I have deleted the Krishna spam from my comments page yesterday - why do these people have to make life difficult?  

What about that young Australian chap, Nick Kyrglos (aged 19) knocking the Number One seed Rafael Nadal out of Wimbledon yesterday.   Nadal said 'I wish him all the best' - let's see how he does in his next match - each match gets harder the nearer we get to the final.   But don't we British love the underdog?

Tuesday 1 July 2014

Haymaking.

The process of haymaking continues and the weather has so far this week been perfect for it - bright sunshine and a gentle breeze - and not too hot.

The farmer's favourite activity got off to a good start.  He always begins with his own crop (he only makes one field into hay, the rest is silaged) but now that the heavy grass crop is cut he finds that it is very wet underneath.  This is because there is a heavy crop of grass on the field and we had some very wet weather earlier in the year which has made it difficult to dry out.

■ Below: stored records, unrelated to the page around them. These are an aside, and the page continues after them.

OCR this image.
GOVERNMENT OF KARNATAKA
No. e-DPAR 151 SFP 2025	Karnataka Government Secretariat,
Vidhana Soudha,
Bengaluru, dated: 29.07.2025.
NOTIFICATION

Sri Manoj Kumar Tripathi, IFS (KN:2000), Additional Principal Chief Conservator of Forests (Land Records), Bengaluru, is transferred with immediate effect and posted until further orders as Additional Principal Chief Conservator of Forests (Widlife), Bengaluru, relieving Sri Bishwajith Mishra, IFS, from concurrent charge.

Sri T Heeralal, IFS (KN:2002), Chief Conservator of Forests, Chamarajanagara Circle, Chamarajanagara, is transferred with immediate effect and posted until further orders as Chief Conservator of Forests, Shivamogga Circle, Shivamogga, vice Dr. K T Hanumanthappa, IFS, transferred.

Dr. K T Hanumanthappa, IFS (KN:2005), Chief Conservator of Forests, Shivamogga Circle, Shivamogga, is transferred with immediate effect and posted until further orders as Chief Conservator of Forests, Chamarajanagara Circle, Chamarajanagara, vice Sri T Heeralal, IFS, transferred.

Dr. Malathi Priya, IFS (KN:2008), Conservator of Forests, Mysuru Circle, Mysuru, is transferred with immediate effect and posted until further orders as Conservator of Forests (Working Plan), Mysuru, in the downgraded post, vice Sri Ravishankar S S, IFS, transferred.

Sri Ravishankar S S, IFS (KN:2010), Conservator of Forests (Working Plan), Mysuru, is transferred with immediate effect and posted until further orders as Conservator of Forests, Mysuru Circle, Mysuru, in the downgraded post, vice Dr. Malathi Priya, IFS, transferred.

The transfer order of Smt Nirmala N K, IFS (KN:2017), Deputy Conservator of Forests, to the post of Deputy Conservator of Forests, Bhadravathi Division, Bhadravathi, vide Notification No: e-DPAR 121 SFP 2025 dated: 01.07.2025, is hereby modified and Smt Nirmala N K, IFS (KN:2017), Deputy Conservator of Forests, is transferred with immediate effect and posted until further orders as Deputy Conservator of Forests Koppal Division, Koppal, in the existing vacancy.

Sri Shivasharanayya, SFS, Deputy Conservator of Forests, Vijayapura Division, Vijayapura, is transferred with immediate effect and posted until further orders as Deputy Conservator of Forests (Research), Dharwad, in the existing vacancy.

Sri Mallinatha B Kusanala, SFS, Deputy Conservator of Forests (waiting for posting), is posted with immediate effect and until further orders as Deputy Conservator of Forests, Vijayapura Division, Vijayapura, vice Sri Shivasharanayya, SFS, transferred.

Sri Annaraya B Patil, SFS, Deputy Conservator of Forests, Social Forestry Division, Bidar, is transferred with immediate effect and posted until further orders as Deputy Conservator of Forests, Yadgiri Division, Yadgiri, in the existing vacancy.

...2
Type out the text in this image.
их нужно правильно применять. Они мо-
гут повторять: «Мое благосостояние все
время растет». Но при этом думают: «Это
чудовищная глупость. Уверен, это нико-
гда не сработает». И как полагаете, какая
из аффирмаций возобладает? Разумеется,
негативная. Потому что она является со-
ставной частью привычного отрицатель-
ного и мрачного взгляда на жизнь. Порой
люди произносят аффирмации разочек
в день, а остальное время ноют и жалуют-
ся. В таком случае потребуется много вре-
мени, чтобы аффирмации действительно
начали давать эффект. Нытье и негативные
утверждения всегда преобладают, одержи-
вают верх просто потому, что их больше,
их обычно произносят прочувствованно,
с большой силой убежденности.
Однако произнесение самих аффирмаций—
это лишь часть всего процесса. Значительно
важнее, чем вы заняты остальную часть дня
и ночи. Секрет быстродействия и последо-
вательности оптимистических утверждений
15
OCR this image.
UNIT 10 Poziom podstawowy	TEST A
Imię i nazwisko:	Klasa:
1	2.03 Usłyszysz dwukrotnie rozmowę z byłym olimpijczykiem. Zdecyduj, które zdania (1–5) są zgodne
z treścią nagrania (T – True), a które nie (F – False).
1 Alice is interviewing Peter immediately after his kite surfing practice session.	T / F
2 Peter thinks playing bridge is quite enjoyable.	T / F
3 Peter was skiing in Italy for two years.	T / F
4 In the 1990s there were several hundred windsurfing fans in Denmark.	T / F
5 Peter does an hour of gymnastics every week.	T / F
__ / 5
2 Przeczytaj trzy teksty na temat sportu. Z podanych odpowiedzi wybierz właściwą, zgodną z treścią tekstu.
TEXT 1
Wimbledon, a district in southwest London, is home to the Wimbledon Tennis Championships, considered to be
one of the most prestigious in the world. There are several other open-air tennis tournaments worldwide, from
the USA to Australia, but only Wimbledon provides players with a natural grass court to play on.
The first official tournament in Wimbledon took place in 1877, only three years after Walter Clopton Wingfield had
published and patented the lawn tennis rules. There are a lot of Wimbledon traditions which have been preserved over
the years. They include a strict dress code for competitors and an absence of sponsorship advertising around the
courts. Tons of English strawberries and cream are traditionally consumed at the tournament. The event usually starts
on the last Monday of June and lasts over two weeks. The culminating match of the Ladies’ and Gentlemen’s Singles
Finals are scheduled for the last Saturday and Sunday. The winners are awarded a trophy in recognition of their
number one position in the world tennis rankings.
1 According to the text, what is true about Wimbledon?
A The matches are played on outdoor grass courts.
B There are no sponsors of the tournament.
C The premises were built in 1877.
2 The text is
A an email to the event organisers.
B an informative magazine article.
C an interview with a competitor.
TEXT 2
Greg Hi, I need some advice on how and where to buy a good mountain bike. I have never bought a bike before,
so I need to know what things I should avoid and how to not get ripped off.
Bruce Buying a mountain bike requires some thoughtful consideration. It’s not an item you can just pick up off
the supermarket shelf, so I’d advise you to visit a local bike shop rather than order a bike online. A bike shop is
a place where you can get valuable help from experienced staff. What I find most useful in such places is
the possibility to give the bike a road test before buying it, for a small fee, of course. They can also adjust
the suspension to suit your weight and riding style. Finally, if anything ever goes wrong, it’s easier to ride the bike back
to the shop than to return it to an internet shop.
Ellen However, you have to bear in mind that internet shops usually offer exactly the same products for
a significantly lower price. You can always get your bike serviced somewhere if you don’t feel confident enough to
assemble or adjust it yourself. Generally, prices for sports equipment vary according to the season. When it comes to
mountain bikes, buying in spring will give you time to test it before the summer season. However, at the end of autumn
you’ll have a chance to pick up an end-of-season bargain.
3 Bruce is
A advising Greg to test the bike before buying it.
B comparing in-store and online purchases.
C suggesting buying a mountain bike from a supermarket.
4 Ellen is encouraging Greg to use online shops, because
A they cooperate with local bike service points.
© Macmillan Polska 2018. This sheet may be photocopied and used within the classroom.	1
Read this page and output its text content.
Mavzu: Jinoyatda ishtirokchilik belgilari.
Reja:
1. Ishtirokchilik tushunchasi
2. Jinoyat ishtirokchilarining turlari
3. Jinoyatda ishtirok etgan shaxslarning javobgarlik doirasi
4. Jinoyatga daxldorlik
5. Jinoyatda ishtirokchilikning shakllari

So it is going to take longer than he anticipated to get it baled up.   Twice today he has tossed the hay - and as I write this he is out shaking it up again.   The top is dry and crisp but underneath it is green and damp.   Let's just hope that the weather holds out for another day or two.  Several people are waiting for him to begin on their fields, so there is plenty to do.

Have you noticed that the instant the tractor starts up, a seagull appears?  They are such opportunistic birds and they appear from absolutely nowhere.   By the time I took the photograph  here, one had flown in and by the time I came out of the gate there were half a dozen - all with their beady eyes fixed on the ground looking for anything eatable the shaker turned up.

Keep your fingers crossed for more fine weather please - both for our own field and then for the fields of various friends who are patiently waiting in the wings.